Resisting persecution of Christians in the Middle East should be a “top priority for all of us,” Rep. Bilirakis said. “As we confront radical Islam, I will never back off and I will never back down.”
“America needs to speak with the moral clarity that we have not spoken with for a long time,” Rep. Issa said.
Rep. Pitts warned that although he believed he understood the motives for some recent U.S. foreign policy decisions, they are “failed policies” and undermined “our fight against terrorism.”
Rep. Kinzinger, a U.S. Air Force pilot and veteran of both the Iraq and Afghanistan wars, said that soon “ISIS is going to hear the sound of a combat fighter jet.”
Rep. Fortenberry was accompanied on stage by a large posterboard on an easel. As he spoke, the poster was turned around to display the nun, the Arabic letter “N” for Nasara, the name by which Middle Eastern Muslims identify Christians. ISIS has spray-painted the symbol on the homes of Iraqi Christians as a threat that they would be forced to convert, pay the jizya (tax for non-Muslims), or die. It has now become a symbol of solidarity and remembrance with the persecuted.
Rep. Chris Smith and French MP Henri Jibrayel offered two haunting statements.
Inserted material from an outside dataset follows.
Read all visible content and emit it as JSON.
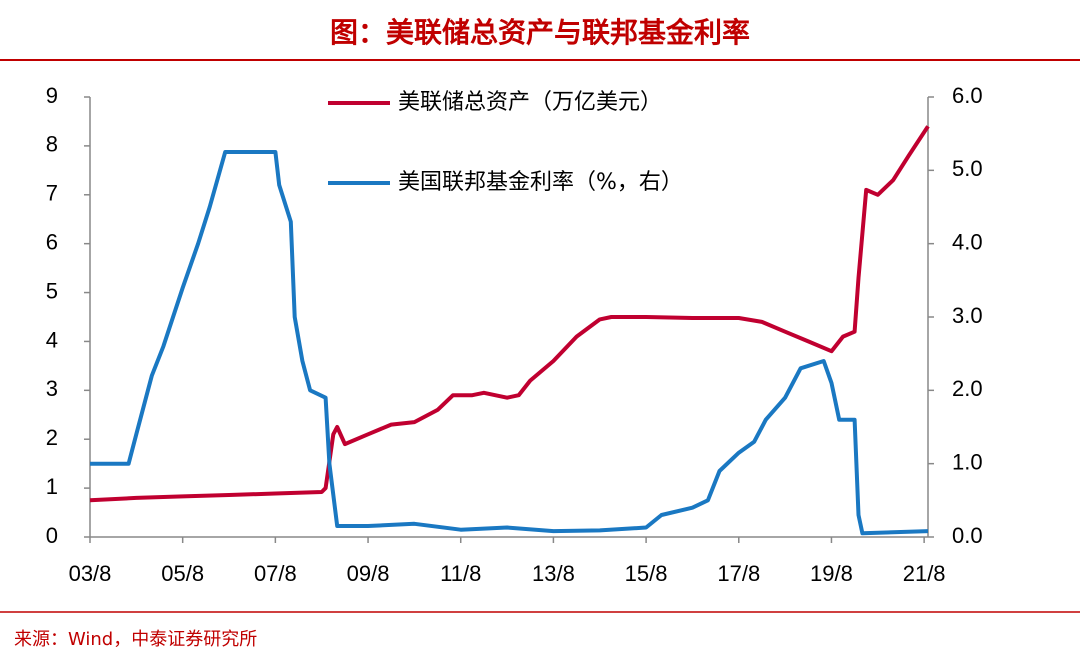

Smith, a longtime defender of the persecuted church around the world, summarized the history of the International Religious Freedom Act (IRFA), passed by Congress and into law by President Clinton in 1998.
“It should have been a game-changer,” he said, explaining how IRFA provided information on the most egregious situations of persecution around the world. But strong actions have not followed. “It’s not for lack of knowledge,” he said. “It is for lack of commitment.”
Jibrayel reminded IDS participants of the ISIS-declared emergence of the Caliphate, calling it a “threat to both the region and beyond.” He condemned widespread silence in the face of this Islamic threat: “In the Middle East and in Africa, silence is not ‘golden’ anymore. Silence is full of blood.”
“We must act now to protect the people in the Middle East,” Rep. Lipinski said.
And Rep. Bentivolio added: “Every freedom-loving man, woman, and child must be engaged in this fight.”